Ombak kecil berkejaran di bibir pantai, menyapu butiran pasir yang terasa hangat di kaki. Angin laut membelai wajahku, membawa aroma asin yang khas. Aku duduk di depan rumah dinasku, menatap langit yang perlahan berubah warna saat senja mulai datang. Di tangan, kubolak-balik layar ponsel, menunggu pesan yang tak kunjung datang, kabarnya mutasi yang kuharapkan.
Namaku Ray, seorang guru yang bertugas di pulau seberang. Jauh dari keramaian kota, jauh dari istri tercinta, jauh dari sahabat-sahabat yang selalu menemani. Aku menjalani hari-hariku dengan mengajar anak-anak di sekolah dasar kecil di pulau ini. Mereka polos, penuh semangat, dan selalu menyambutku dengan senyum setiap pagi.
Namun, di balik senyum yang kuberikan untuk mereka, ada rindu yang terus mengendap dalam hati.
Malam hari adalah saat yang paling sulit.

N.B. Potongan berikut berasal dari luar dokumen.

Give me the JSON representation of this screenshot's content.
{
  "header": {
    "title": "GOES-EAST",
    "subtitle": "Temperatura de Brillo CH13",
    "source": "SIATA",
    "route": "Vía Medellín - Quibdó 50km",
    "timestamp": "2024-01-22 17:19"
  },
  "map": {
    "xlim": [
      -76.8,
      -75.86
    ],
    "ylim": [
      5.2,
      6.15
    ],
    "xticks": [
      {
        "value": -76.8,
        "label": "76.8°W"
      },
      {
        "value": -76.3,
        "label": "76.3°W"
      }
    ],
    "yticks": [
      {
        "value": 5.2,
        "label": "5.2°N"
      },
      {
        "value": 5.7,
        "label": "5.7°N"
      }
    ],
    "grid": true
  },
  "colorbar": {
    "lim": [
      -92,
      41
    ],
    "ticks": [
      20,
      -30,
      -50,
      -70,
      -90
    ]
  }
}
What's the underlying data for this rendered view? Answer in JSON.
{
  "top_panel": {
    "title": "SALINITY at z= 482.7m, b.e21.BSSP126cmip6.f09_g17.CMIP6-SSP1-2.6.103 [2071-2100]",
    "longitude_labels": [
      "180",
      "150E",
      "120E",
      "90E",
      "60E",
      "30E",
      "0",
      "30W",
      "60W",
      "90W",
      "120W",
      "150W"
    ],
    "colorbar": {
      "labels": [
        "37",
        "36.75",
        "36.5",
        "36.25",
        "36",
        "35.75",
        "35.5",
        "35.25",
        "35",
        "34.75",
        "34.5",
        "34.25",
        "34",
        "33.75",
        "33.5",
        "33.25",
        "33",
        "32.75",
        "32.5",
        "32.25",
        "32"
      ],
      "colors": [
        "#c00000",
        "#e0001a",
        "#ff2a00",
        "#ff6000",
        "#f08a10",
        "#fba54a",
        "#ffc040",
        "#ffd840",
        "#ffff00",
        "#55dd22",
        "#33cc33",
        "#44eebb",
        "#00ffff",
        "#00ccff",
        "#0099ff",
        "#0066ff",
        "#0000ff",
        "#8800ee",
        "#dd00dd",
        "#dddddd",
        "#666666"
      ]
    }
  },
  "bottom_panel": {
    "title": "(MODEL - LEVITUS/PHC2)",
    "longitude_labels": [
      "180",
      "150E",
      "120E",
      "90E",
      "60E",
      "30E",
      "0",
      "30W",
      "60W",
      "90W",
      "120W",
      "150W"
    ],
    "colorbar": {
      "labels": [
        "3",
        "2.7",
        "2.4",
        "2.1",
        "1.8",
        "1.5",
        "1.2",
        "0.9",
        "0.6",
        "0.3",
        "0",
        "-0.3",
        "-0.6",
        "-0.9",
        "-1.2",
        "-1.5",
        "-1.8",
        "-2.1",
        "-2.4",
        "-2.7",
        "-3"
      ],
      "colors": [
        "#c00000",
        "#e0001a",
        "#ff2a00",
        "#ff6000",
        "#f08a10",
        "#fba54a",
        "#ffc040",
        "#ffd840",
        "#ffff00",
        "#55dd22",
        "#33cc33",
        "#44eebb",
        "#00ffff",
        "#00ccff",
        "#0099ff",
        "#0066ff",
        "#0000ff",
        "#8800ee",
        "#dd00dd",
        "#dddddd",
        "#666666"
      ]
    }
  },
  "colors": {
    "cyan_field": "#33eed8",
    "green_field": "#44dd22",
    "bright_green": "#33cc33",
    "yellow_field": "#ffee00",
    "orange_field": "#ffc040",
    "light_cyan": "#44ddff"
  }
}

Setelah seharian mengajar, menyiapkan materi, dan berbincang dengan warga dusun, aku sering kali terduduk sendiri di depan rumah dinasku, menatap bintang-bintang yang berserakan di langit. Aku membayangkan istriku sedang sibuk dengan pekerjaannya sebagai bidan, membantu kelahiran kehidupan baru. Aku membayangkan sahabat-sahabatku, mungkin sedang bercanda di warung kopi, membahas hal-hal kecil yang sering membuat kami tertawa dulu.
Aku ingin pulang. Tapi aku tak bisa.
Suatu malam, aku menerima pesan dari istriku.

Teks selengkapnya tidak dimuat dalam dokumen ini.